The answer to all the above questions is: no.

Israel could have continued to fight for many more months, if not years without its people thinking of running away from the Middle East. Also, Israel has the firepower to blast the whole of Lebanon out of existence had the war pushed it closer to its ultimate threshold of pain.

The US, too, was nowhere close reaching its threshold of pain, even in purely political terms.

Hezbollah could have continued to fight for many more months. Nasrallah’s private army was firing an average of 80 missiles at Israel. At that rate, Hezbollah could have continued the missile attacks for at least six months before it ran of supplies. Even then its losses could have been easily made good with fresh supplies from Iran, enabling it, theoretically, to continue attacking Israeli civilian targets forever.

As for Iran, financing and arming Hezbollah represents a very small investment in a big confrontation.
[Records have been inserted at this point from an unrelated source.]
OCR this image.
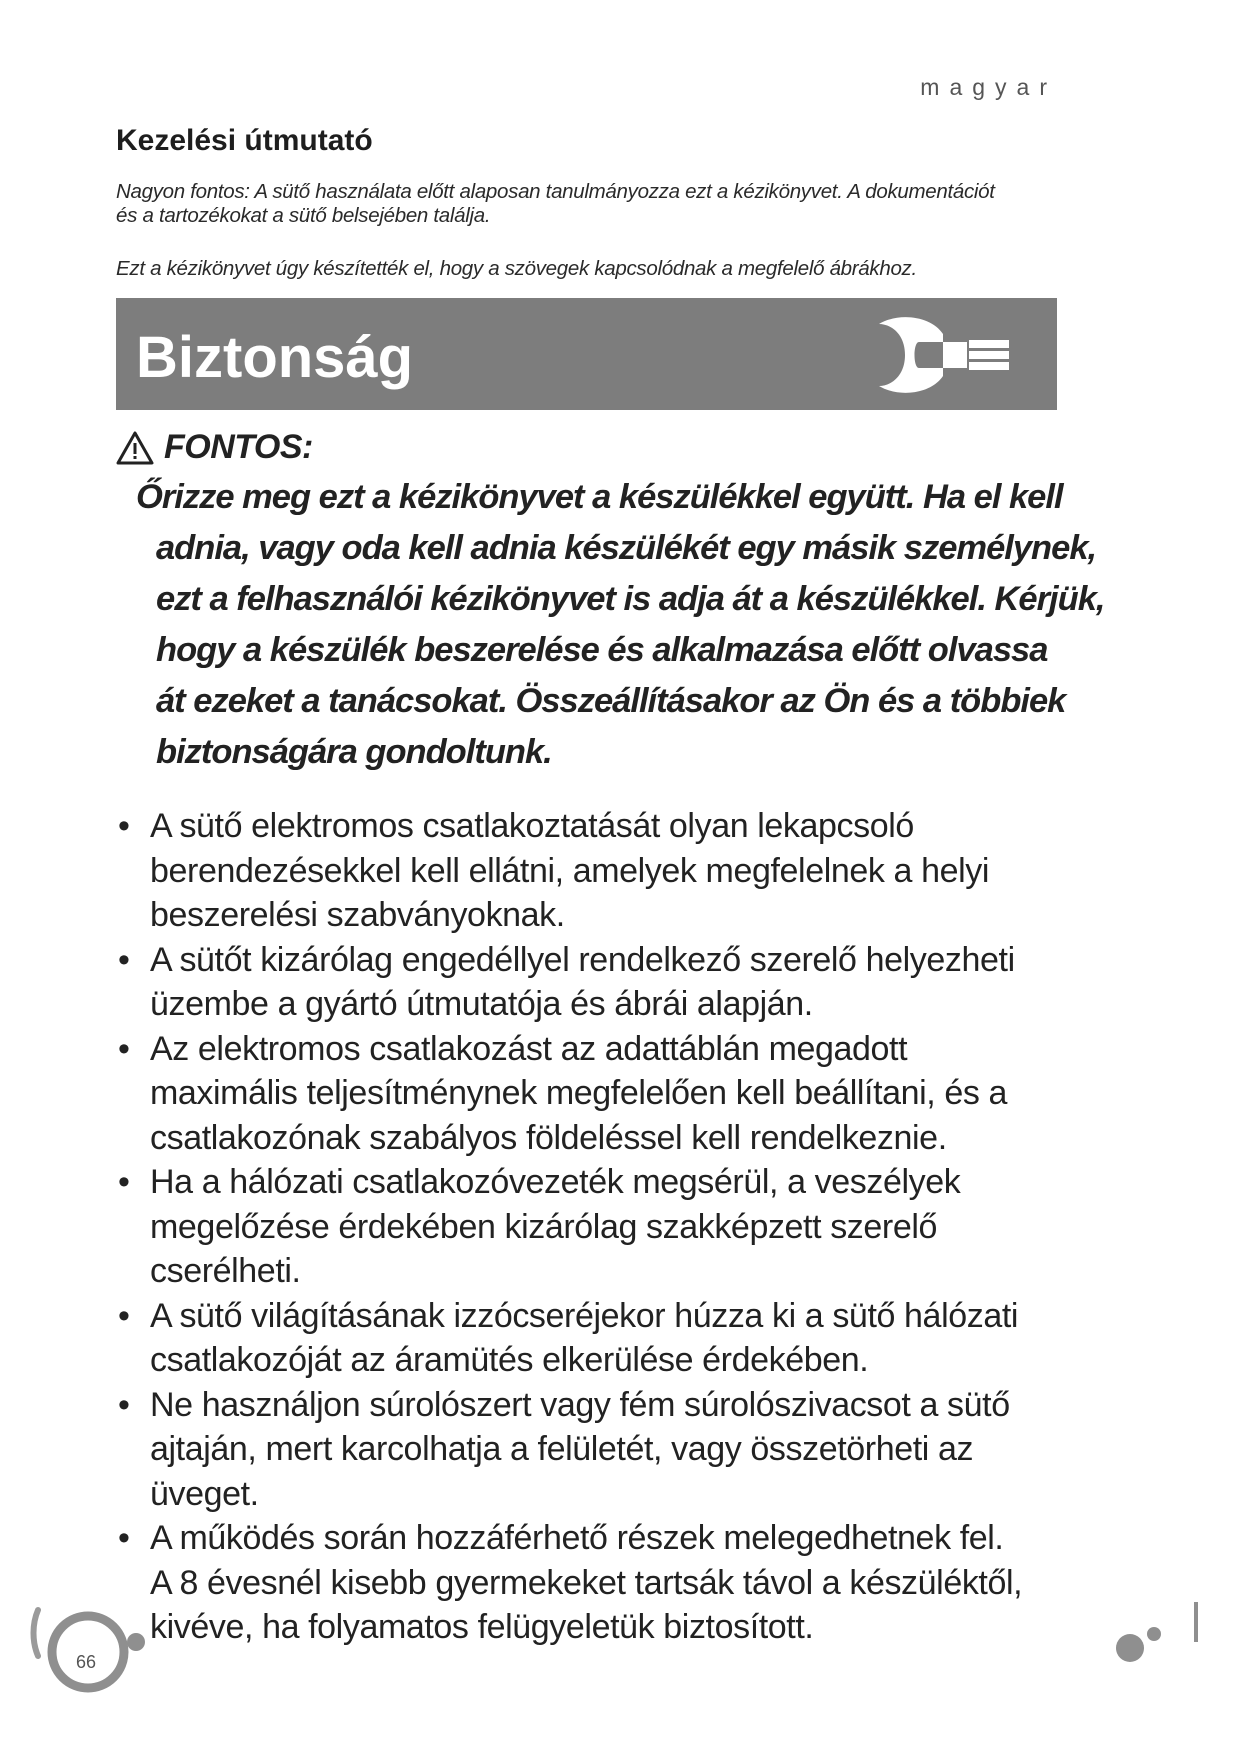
magyar
Kezelési útmutató

Nagyon fontos: A sütő használata előtt alaposan tanulmányozza ezt a kézikönyvet. A dokumentációt
és a tartozékokat a sütő belsejében találja.

Ezt a kézikönyvet úgy készítették el, hogy a szövegek kapcsolódnak a megfelelő ábrákhoz.

Biztonság
FONTOS:

Őrizze meg ezt a kézikönyvet a készülékkel együtt. Ha el kell
adnia, vagy oda kell adnia készülékét egy másik személynek,
ezt a felhasználói kézikönyvet is adja át a készülékkel. Kérjük,
hogy a készülék beszerelése és alkalmazása előtt olvassa
át ezeket a tanácsokat. Összeállításakor az Ön és a többiek
biztonságára gondoltunk.

• A sütő elektromos csatlakoztatását olyan lekapcsoló
berendezésekkel kell ellátni, amelyek megfelelnek a helyi
beszerelési szabványoknak.
• A sütőt kizárólag engedéllyel rendelkező szerelő helyezheti
üzembe a gyártó útmutatója és ábrái alapján.
• Az elektromos csatlakozást az adattáblán megadott
maximális teljesítménynek megfelelően kell beállítani, és a
csatlakozónak szabályos földeléssel kell rendelkeznie.
• Ha a hálózati csatlakozóvezeték megsérül, a veszélyek
megelőzése érdekében kizárólag szakképzett szerelő
cserélheti.
• A sütő világításának izzócseréjekor húzza ki a sütő hálózati
csatlakozóját az áramütés elkerülése érdekében.
• Ne használjon súrolószert vagy fém súrolószivacsot a sütő
ajtaján, mert karcolhatja a felületét, vagy összetörheti az
üveget.
• A működés során hozzáférhető részek melegedhetnek fel.
A 8 évesnél kisebb gyermekeket tartsák távol a készüléktől,
kivéve, ha folyamatos felügyeletük biztosított.
66
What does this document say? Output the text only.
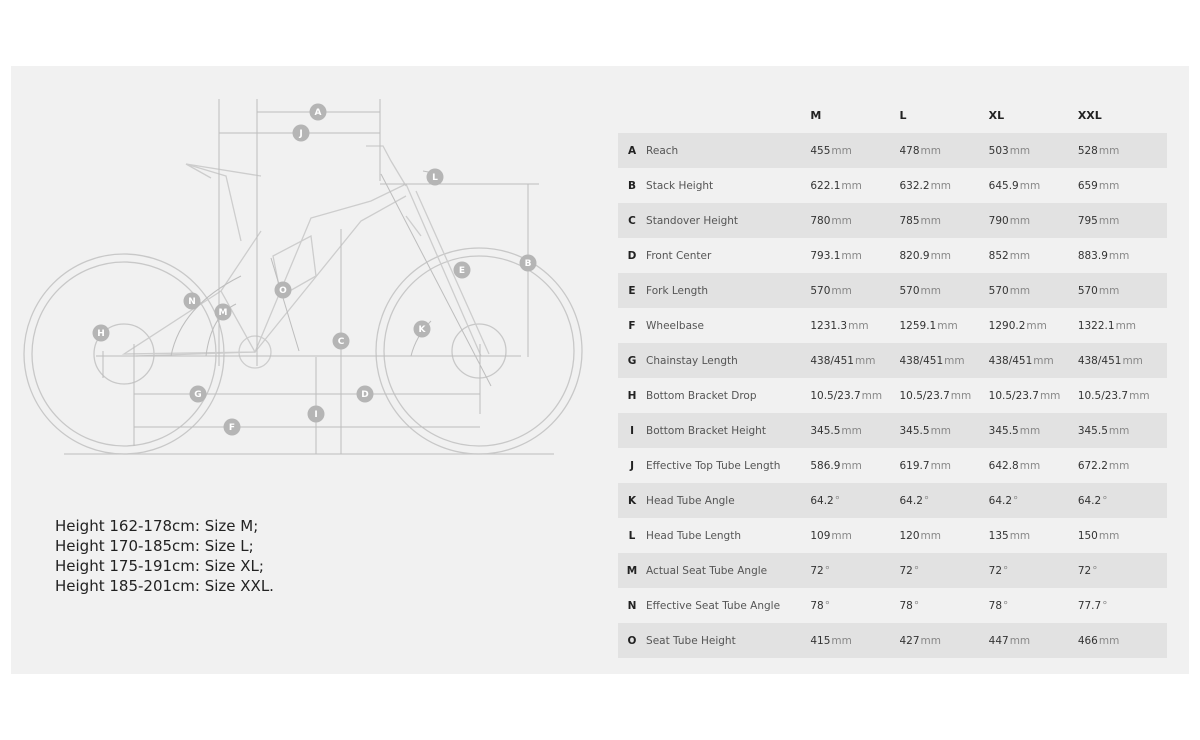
A
B
C
D
E
F
G
H
I
J
K
L
M
N
O
Height 162-178cm: Size M;
Height 170-185cm: Size L;
Height 175-191cm: Size XL;
Height 185-201cm: Size XXL.
		M	L	XL	XXL
A	Reach	455mm	478mm	503mm	528mm
B	Stack Height	622.1mm	632.2mm	645.9mm	659mm
C	Standover Height	780mm	785mm	790mm	795mm
D	Front Center	793.1mm	820.9mm	852mm	883.9mm
E	Fork Length	570mm	570mm	570mm	570mm
F	Wheelbase	1231.3mm	1259.1mm	1290.2mm	1322.1mm
G	Chainstay Length	438/451mm	438/451mm	438/451mm	438/451mm
H	Bottom Bracket Drop	10.5/23.7mm	10.5/23.7mm	10.5/23.7mm	10.5/23.7mm
I	Bottom Bracket Height	345.5mm	345.5mm	345.5mm	345.5mm
J	Effective Top Tube Length	586.9mm	619.7mm	642.8mm	672.2mm
K	Head Tube Angle	64.2°	64.2°	64.2°	64.2°
L	Head Tube Length	109mm	120mm	135mm	150mm
M	Actual Seat Tube Angle	72°	72°	72°	72°
N	Effective Seat Tube Angle	78°	78°	78°	77.7°
O	Seat Tube Height	415mm	427mm	447mm	466mm
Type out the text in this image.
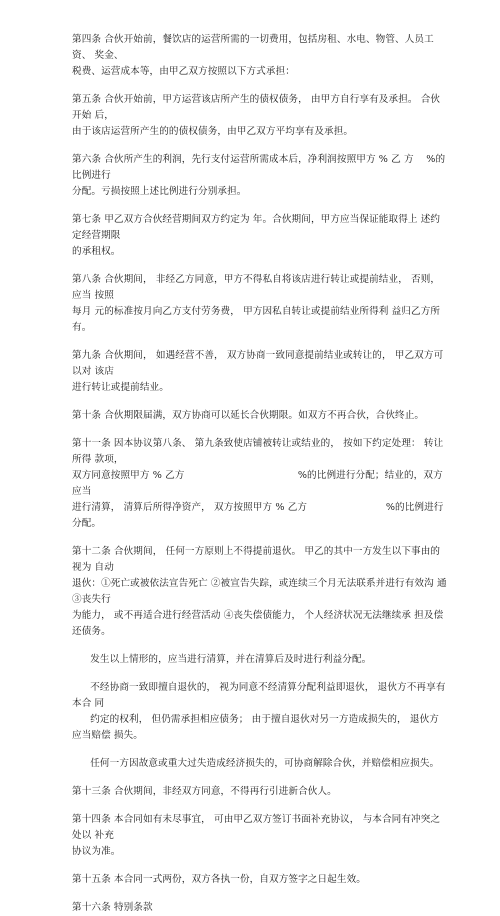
第四条 合伙开始前，餐饮店的运营所需的一切费用，包括房租、水电、物管、人员工资、 奖金、
税费、运营成本等，由甲乙双方按照以下方式承担：

第五条 合伙开始前，甲方运营该店所产生的债权债务， 由甲方自行享有及承担。 合伙开始 后，
由于该店运营所产生的的债权债务，由甲乙双方平均享有及承担。

第六条 合伙所产生的利润，先行支付运营所需成本后，净利润按照甲方 % 乙 方    %的比例进行
分配。亏损按照上述比例进行分别承担。

第七条 甲乙双方合伙经营期间双方约定为 年。合伙期间，甲方应当保证能取得上 述约定经营期限
的承租权。

第八条 合伙期间， 非经乙方同意，甲方不得私自将该店进行转让或提前结业， 否则，应当 按照
每月 元的标准按月向乙方支付劳务费， 甲方因私自转让或提前结业所得利 益归乙方所有。

第九条 合伙期间， 如遇经营不善， 双方协商一致同意提前结业或转让的， 甲乙双方可以对 该店
进行转让或提前结业。

第十条 合伙期限届满，双方协商可以延长合伙期限。如双方不再合伙，合伙终止。

第十一条 因本协议第八条、 第九条致使店铺被转让或结业的， 按如下约定处理： 转让所得 款项，
双方同意按照甲方 % 乙方                                    %的比例进行分配；结业的，双方应当
进行清算， 清算后所得净资产， 双方按照甲方 % 乙方                         %的比例进行分配。

第十二条 合伙期间， 任何一方原则上不得提前退伙。 甲乙的其中一方发生以下事由的视为 自动
退伙：①死亡或被依法宣告死亡 ②被宣告失踪，或连续三个月无法联系并进行有效沟 通 ③丧失行
为能力， 或不再适合进行经营活动 ④丧失偿债能力， 个人经济状况无法继续承 担及偿还债务。

发生以上情形的，应当进行清算，并在清算后及时进行利益分配。

不经协商一致即擅自退伙的， 视为同意不经清算分配利益即退伙， 退伙方不再享有本合 同
约定的权利， 但仍需承担相应债务； 由于擅自退伙对另一方造成损失的， 退伙方应当赔偿 损失。

任何一方因故意或重大过失造成经济损失的，可协商解除合伙，并赔偿相应损失。

第十三条 合伙期间，非经双方同意，不得再行引进新合伙人。

第十四条 本合同如有未尽事宜， 可由甲乙双方签订书面补充协议， 与本合同有冲突之处以 补充
协议为准。

第十五条 本合同一式两份，双方各执一份，自双方签字之日起生效。

第十六条 特别条款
The Islamic Republic could keep Hezbollah, and many militias like it, alive for years.

While we cannot be certain who won in this mini-war we can be certain that none of the protagonists were pushed anywhere close to their respective thresholds of pain.

That, however, is not the case with the people of Lebanon who will have to pay the price of the conflicting claims of victory made by the various protagonists. They did come close to their threshold of pain and were clearly not prepared to see the war continue much longer.

That may well be the only good news to come out of this tragedy. Those who wish to plunge Lebanon in another war for whatever reason may have to think twice before they pull the trigger.